With the max_depth of 3, your tree would be:

`Material < 2`   ------- `Purpose < 2`  ------ `Rel-L < 2`------- **SIMPLE-T** <br>
$\;\;\;\;|\;\;\;\;\;\;\;\;\;\;\;\;\;\;\;\;\;\;\;\;\;\;\;\;\;\;\;\;\;\;\;\;\;|\;\;\;\;\;\;\;\;\;\;\;\;\;\;\;\;\;\;\;\;\;\;\;\;\;\;\;\;\;|$------  **SUSPEN**<br>
$\;\;\;\;$|----- **WOOD** $\;\;\;\;\;\;\;\;\;\;\;\;\;\;\;\;$|------  **SIMPLE-T** 


# Classification and Evaluation [1 mark]

Now that we have built our decision tree, we are ready to use it to predict a label for unseen instances.
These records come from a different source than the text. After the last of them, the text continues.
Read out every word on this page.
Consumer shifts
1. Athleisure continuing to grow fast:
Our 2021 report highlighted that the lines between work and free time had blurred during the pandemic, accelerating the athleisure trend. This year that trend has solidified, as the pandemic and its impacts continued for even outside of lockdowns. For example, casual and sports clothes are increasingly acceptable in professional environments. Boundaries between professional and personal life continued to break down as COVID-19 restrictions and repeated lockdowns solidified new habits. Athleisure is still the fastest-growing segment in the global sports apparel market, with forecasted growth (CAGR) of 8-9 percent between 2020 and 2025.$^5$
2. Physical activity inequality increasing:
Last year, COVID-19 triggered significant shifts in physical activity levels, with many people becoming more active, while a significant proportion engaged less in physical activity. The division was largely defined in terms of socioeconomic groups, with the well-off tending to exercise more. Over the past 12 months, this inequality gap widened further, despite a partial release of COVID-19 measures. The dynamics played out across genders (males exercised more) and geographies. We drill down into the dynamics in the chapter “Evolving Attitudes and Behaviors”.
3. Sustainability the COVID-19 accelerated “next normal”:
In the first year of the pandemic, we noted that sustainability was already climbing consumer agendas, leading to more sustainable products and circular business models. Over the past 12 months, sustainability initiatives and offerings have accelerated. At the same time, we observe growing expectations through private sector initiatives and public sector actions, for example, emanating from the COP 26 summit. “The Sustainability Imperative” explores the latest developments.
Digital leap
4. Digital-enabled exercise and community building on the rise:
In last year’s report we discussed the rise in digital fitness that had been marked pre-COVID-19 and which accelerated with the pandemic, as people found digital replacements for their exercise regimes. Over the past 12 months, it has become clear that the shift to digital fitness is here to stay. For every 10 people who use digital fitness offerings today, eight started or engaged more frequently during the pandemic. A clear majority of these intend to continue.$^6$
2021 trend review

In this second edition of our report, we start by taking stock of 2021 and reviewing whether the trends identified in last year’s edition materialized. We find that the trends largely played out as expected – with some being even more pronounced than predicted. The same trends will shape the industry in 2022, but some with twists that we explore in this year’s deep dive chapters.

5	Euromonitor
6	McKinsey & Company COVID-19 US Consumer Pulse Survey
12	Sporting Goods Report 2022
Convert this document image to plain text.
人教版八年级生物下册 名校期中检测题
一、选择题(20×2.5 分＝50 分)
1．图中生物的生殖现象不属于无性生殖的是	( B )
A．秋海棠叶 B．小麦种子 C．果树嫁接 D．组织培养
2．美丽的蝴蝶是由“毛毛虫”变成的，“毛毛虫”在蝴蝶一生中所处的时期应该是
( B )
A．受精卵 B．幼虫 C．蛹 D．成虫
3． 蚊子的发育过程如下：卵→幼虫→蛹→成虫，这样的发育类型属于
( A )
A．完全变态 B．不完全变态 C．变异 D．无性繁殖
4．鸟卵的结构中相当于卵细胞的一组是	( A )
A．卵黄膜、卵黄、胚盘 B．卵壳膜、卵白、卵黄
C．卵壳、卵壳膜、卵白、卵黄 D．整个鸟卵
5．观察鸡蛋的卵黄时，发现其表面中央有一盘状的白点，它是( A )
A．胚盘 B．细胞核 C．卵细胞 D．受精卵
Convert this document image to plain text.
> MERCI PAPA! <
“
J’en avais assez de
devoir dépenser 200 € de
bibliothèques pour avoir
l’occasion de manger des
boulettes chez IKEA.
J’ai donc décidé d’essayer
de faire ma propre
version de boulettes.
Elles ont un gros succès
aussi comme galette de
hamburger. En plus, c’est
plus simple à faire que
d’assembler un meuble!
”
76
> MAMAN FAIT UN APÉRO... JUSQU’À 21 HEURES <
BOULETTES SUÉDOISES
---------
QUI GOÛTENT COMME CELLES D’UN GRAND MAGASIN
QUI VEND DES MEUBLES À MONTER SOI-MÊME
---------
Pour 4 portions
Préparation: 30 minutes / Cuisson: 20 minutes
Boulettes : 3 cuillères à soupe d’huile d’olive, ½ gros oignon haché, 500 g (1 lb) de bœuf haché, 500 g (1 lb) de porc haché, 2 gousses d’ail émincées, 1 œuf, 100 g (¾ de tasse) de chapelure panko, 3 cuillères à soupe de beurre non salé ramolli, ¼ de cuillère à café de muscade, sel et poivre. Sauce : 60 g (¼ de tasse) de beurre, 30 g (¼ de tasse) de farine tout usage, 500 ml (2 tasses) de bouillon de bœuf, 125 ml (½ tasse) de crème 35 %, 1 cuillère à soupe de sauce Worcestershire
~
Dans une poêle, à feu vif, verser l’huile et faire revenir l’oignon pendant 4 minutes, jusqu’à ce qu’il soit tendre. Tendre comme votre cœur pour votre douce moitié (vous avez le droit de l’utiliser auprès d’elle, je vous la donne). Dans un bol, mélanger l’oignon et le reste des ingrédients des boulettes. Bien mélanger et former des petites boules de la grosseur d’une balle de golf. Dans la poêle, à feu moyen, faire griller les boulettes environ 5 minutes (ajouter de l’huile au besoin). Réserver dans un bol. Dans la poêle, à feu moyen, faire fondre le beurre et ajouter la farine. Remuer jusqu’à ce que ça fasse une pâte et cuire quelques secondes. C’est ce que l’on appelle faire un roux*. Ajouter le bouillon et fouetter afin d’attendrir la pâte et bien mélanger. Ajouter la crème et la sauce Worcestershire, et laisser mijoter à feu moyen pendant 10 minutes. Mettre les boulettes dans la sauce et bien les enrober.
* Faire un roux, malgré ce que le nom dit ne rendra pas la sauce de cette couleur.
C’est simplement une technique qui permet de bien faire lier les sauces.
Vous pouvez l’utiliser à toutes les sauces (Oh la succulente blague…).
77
We provided the code to do this, below.

In [44]:
def predict_one_instance(example, tree):
    
    # tree is just a root node
    if not isinstance(tree, dict):
        return tree
    
    question = list(tree.keys())[0]
    feature_name, comparison_operator, value = question.split(" ")

    # ask question
    if (example[feature_name] < float(value)):
        answer = tree[question][0]
    else:
        answer = tree[question][1]

    # base case (the answer in not a dictionary)
    if not isinstance(answer, dict):
        return answer
    
    # recursive part
    else:
        residual_tree = answer
        return predict_one_instance(example, residual_tree)


In [37]:
def make_predictions(df, tree):
    
    if len(df) != 0:
        predictions = df.apply(predict_one_instance, args=(tree,), axis=1)
    else:
        # "df.apply()"" with empty dataframe returns an empty dataframe,
        # but "predictions" should be a series instead
        predictions = pd.Series()
        
    return predictions

**Q9. Write a function to calculate accuracy (0.5 marks)**

This function receives a dataframe and predictions of a trained tree (on that dataset) and should calculate the accuracy of the prdictions for the passed dataframe.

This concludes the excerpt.